At age 13, I first became suicidal. I was intensely lonely, as well. There was quite literally no-one in the world who I could talk to - the school counsellor seemed to think that I didn't have any friends because I didn't make an effort. I was rejected by every social group except the real weirdos, and the international students. I did well enough academically, but the only real friends I thought I had were my teachers, and by the end of high school, one or two of my peers, who had similarly troubled states of mind. The only thing that kept me alive during those years was the fact of my brother's illness - I knew for a fact what happened when people around him were very sick or died, he ended up in ICU with a near-death experience. I didn't want to be responsible for his death as well as mine, so I didn't try. I also convinced myself that I was a bad person and didn't deserve such an easy way out. I must be bad, because people didn't talk to me, and shunned me, and that's what you do to bad people. In such a state, I graduated high school. I estimate my social skills were, at this time, at the level of most 4 to 5 year olds.

Over that summer between high school and first year university, I was finally told what was wrong with me - what the diagnosis I had received many years ago was. Not being told 'until I was old enough' was also a recommendation from the doctor. It was like a nuclear warhead going off in my skull. The first thing I did was read everything I could lay my hands on that had the slightest relevance to Autism, and it was a revelation and a relief. This is what I had been missing all those years. This is what I lacked - and, given sufficient effort, what I could surely develop. The next few months, using the internet, some very sympathetic and patient friends, and a great deal of energy, I slowly observed and learnt to mimic normal social behaviours. The process involved many discussions on why exactly people acted how they did - what prompted a particular behaviour, what thought, what emotion, what associations. I was - and still am, at times - incredibly distressed by the lack of literal meanings in human interactions, by the lack of straightforward relationships between thought and action, and by the sheer inconsistency from person to person. I would estimate that I spent upwards of 40 hours a week focussing on this, and working to improve my imitation of humanity. I have often described it as developing a giant look up table in my head of 'behaviour -> response', and that's a pretty accurate description of how it feels.

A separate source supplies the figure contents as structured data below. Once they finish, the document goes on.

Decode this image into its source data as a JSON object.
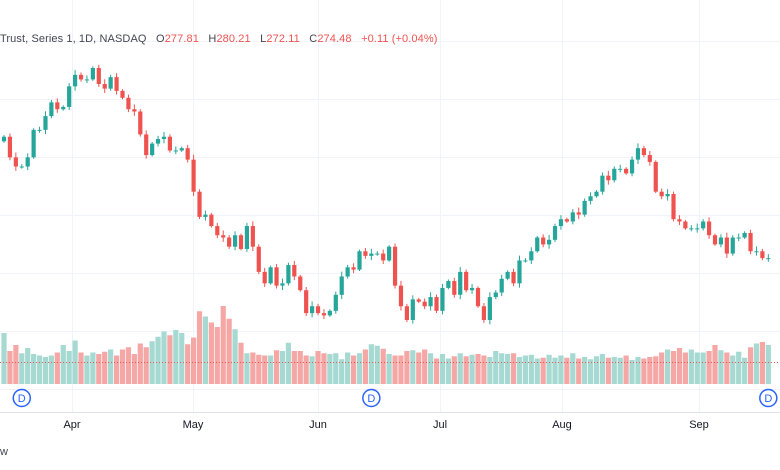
{
  "legend": {
    "symbol": "Trust, Series 1, 1D, NASDAQ",
    "o_label": "O",
    "o_value": "277.81",
    "h_label": "H",
    "h_value": "280.21",
    "l_label": "L",
    "l_value": "272.11",
    "c_label": "C",
    "c_value": "274.48",
    "change": "+0.11 (+0.04%)"
  },
  "bottom_text": "w",
  "colors": {
    "up": "#26a69a",
    "down": "#ef5350",
    "grid": "#f0f3fa",
    "vol_up": "#a5d9d2",
    "vol_down": "#f5a7a5",
    "dividend": "#2962ff"
  },
  "chart_data": {
    "type": "candlestick",
    "xlabels": [
      "Apr",
      "May",
      "Jun",
      "Jul",
      "Aug",
      "Sep"
    ],
    "dividend_marker": "D",
    "dividends_after_candle": [
      3,
      62,
      129
    ],
    "price_path": [
      330,
      321,
      317,
      317,
      321,
      333,
      333,
      339,
      345,
      342,
      343,
      352,
      357,
      355,
      355,
      360,
      353,
      351,
      356,
      350,
      347,
      342,
      341,
      331,
      322,
      327,
      329,
      330,
      324,
      324,
      325,
      320,
      306,
      295,
      296,
      291,
      287,
      286,
      282,
      287,
      281,
      291,
      282,
      271,
      266,
      273,
      265,
      266,
      274,
      269,
      263,
      253,
      256,
      253,
      252,
      254,
      261,
      269,
      273,
      272,
      280,
      278,
      279,
      279,
      276,
      282,
      265,
      256,
      250,
      259,
      258,
      256,
      260,
      254,
      264,
      267,
      261,
      271,
      263,
      264,
      256,
      250,
      260,
      262,
      268,
      271,
      266,
      276,
      276,
      280,
      286,
      283,
      285,
      291,
      294,
      293,
      297,
      296,
      302,
      304,
      306,
      313,
      311,
      316,
      316,
      314,
      320,
      325,
      322,
      319,
      306,
      304,
      305,
      294,
      293,
      290,
      290,
      290,
      293,
      287,
      283,
      286,
      279,
      286,
      286,
      288,
      280,
      280,
      277,
      277
    ],
    "volume": [
      68,
      44,
      52,
      41,
      48,
      40,
      38,
      36,
      38,
      42,
      52,
      44,
      58,
      42,
      38,
      42,
      40,
      43,
      46,
      38,
      46,
      49,
      40,
      54,
      49,
      57,
      63,
      70,
      65,
      72,
      68,
      53,
      62,
      97,
      90,
      82,
      76,
      104,
      87,
      73,
      55,
      41,
      42,
      39,
      38,
      38,
      45,
      44,
      55,
      44,
      44,
      38,
      37,
      44,
      41,
      40,
      41,
      33,
      42,
      38,
      41,
      46,
      53,
      51,
      47,
      40,
      38,
      38,
      44,
      45,
      42,
      46,
      41,
      34,
      40,
      34,
      37,
      41,
      37,
      39,
      40,
      38,
      36,
      44,
      41,
      40,
      41,
      36,
      38,
      39,
      34,
      35,
      39,
      35,
      38,
      35,
      41,
      34,
      36,
      33,
      37,
      40,
      35,
      36,
      35,
      38,
      32,
      36,
      34,
      36,
      37,
      42,
      46,
      44,
      48,
      42,
      46,
      42,
      42,
      44,
      52,
      45,
      42,
      38,
      43,
      35,
      49,
      54,
      56,
      52
    ]
  }
}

It's twelve years later, and I'm now 29. Even to the professional eye, I generally no longer present as having an autism spectrum disorder. It is perhaps ironic that it is the obsessive focus on minutiae that is a characteristic of the disorder that has allowed me to develop these skills. It has, to a large extent, become reflex to act this way. However, there is still large swathes of social programming that I have simply missed out on, and don't see value in adopting. I'm more comfortable in being slightly sideways from most of humanity, and on most days, can see myself as being human. I believe I have established solid relationships with other people, and that most of the time, I'm not too difficult to be around, or too opaque. Still, I'm always trying to improve.